Namun, kebanyakan orang mengonsumsi sekitar 3000mg setiap
harinya.

Hayens (2003) menyarankan mengkonsumsi garam


sebaiknya tidak lebih dari 2000 sampai 2500 miligram. Karena
tekanan darah dapat meningkat bila asupan garam meningkat.

2.3.4 Pengaruh Buruk Garam

Jika tubuh mengandung garam dalam konsentrasi tinggi, akan


terkumpul di dalam darah. Ginjal akan mengeluarkan kelebihan
tersebut melalui urin. Apabila fungsi ginjal tidak optimal, kelebihan
natrium tidak bisa dibuang dan menumpuk di dalam darah. Volume
cairan tubuh akan meningkat dan membuat jantung dan pembuluh
darah bekerja lebih keras untuk memompa darah dan mengalirkannya
ke seluruh tubuh. Tekanan darah pun akhirnya meningkat.
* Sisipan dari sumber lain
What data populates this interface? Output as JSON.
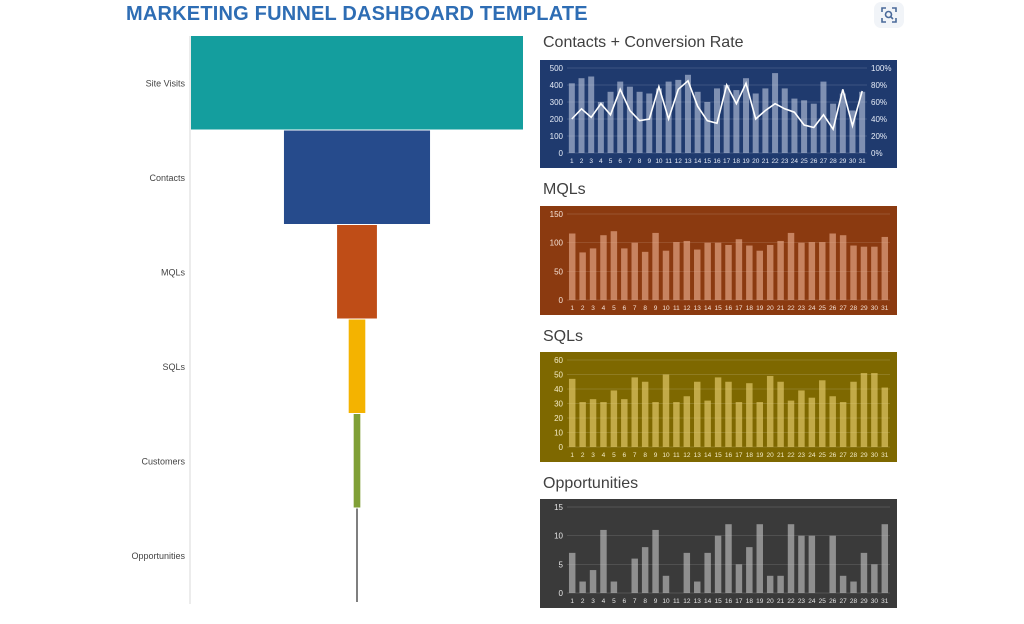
{
  "header": {
    "title": "MARKETING FUNNEL DASHBOARD TEMPLATE",
    "lens_icon": "image-search-icon"
  },
  "colors": {
    "title": "#2e6db4",
    "funnel": [
      "#149e9e",
      "#264b8c",
      "#bf4d17",
      "#f4b300",
      "#80a036",
      "#555555"
    ],
    "contacts_panel": "#1f3a6e",
    "mqls_panel": "#8b3a10",
    "sqls_panel": "#7e6800",
    "opps_panel": "#3a3a3a"
  },
  "chart_data": [
    {
      "type": "bar",
      "orientation": "horizontal-funnel",
      "categories": [
        "Site Visits",
        "Contacts",
        "MQLs",
        "SQLs",
        "Customers",
        "Opportunities"
      ],
      "values": [
        100,
        44,
        12,
        5,
        2,
        0.3
      ],
      "value_unit": "percent of widest stage (estimated from bar widths)"
    },
    {
      "type": "bar",
      "title": "Contacts + Conversion Rate",
      "categories": [
        "1",
        "2",
        "3",
        "4",
        "5",
        "6",
        "7",
        "8",
        "9",
        "10",
        "11",
        "12",
        "13",
        "14",
        "15",
        "16",
        "17",
        "18",
        "19",
        "20",
        "21",
        "22",
        "23",
        "24",
        "25",
        "26",
        "27",
        "28",
        "29",
        "30",
        "31"
      ],
      "series": [
        {
          "type": "bar",
          "values": [
            410,
            440,
            450,
            300,
            360,
            420,
            390,
            360,
            350,
            380,
            420,
            430,
            460,
            360,
            300,
            380,
            400,
            370,
            440,
            350,
            380,
            470,
            380,
            320,
            310,
            290,
            420,
            290,
            350,
            250,
            360
          ]
        },
        {
          "type": "line",
          "axis": "right",
          "values": [
            40,
            52,
            42,
            58,
            45,
            75,
            50,
            38,
            40,
            78,
            40,
            75,
            85,
            55,
            38,
            35,
            80,
            58,
            82,
            40,
            50,
            58,
            52,
            48,
            33,
            30,
            45,
            28,
            75,
            32,
            73
          ]
        }
      ],
      "ylim": [
        0,
        500
      ],
      "y_ticks": [
        "0",
        "100",
        "200",
        "300",
        "400",
        "500"
      ],
      "y2lim": [
        0,
        100
      ],
      "y2_ticks": [
        "0%",
        "20%",
        "40%",
        "60%",
        "80%",
        "100%"
      ],
      "grid": true
    },
    {
      "type": "bar",
      "title": "MQLs",
      "categories": [
        "1",
        "2",
        "3",
        "4",
        "5",
        "6",
        "7",
        "8",
        "9",
        "10",
        "11",
        "12",
        "13",
        "14",
        "15",
        "16",
        "17",
        "18",
        "19",
        "20",
        "21",
        "22",
        "23",
        "24",
        "25",
        "26",
        "27",
        "28",
        "29",
        "30",
        "31"
      ],
      "values": [
        116,
        83,
        90,
        113,
        120,
        90,
        100,
        84,
        117,
        86,
        101,
        103,
        88,
        100,
        100,
        96,
        106,
        95,
        86,
        96,
        103,
        117,
        100,
        101,
        101,
        116,
        113,
        95,
        93,
        93,
        110
      ],
      "ylim": [
        0,
        150
      ],
      "y_ticks": [
        "0",
        "50",
        "100",
        "150"
      ],
      "grid": true
    },
    {
      "type": "bar",
      "title": "SQLs",
      "categories": [
        "1",
        "2",
        "3",
        "4",
        "5",
        "6",
        "7",
        "8",
        "9",
        "10",
        "11",
        "12",
        "13",
        "14",
        "15",
        "16",
        "17",
        "18",
        "19",
        "20",
        "21",
        "22",
        "23",
        "24",
        "25",
        "26",
        "27",
        "28",
        "29",
        "30",
        "31"
      ],
      "values": [
        47,
        31,
        33,
        31,
        39,
        33,
        48,
        45,
        31,
        50,
        31,
        35,
        45,
        32,
        48,
        45,
        31,
        44,
        31,
        49,
        45,
        32,
        39,
        34,
        46,
        35,
        31,
        45,
        51,
        51,
        41
      ],
      "ylim": [
        0,
        60
      ],
      "y_ticks": [
        "0",
        "10",
        "20",
        "30",
        "40",
        "50",
        "60"
      ],
      "grid": true
    },
    {
      "type": "bar",
      "title": "Opportunities",
      "categories": [
        "1",
        "2",
        "3",
        "4",
        "5",
        "6",
        "7",
        "8",
        "9",
        "10",
        "11",
        "12",
        "13",
        "14",
        "15",
        "16",
        "17",
        "18",
        "19",
        "20",
        "21",
        "22",
        "23",
        "24",
        "25",
        "26",
        "27",
        "28",
        "29",
        "30",
        "31"
      ],
      "values": [
        7,
        2,
        4,
        11,
        2,
        0,
        6,
        8,
        11,
        3,
        0,
        7,
        2,
        7,
        10,
        12,
        5,
        8,
        12,
        3,
        3,
        12,
        10,
        10,
        0,
        10,
        3,
        2,
        7,
        5,
        12
      ],
      "ylim": [
        0,
        15
      ],
      "y_ticks": [
        "0",
        "5",
        "10",
        "15"
      ],
      "grid": true
    }
  ]
}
Jika hal ini berlangsung terus-menerus, dapat merusak dan


melemahkan sistem peredaran darah sehingga lebih mudah terkena
penyakit jantung dan pembuluh darah. Konsumsi garam berlebih juga
dapat menimbulkan gangguan kesehatan serius, seperti diabetes dan
anemia sickle cell.

Garam berlebih juga berbahaya bagi anak-anak. Organ tubuh


pada anak-anak belum berkembang maksimal. Oleh karena itu,
kandungan garam berlebih membuat organ tidak bisa memprosesnya
dengan sempurna sehingga akan menumpuk dalam tubuh. Hal ini
dapat menimbulkan kerusakan pada jantung, hati, dan otak.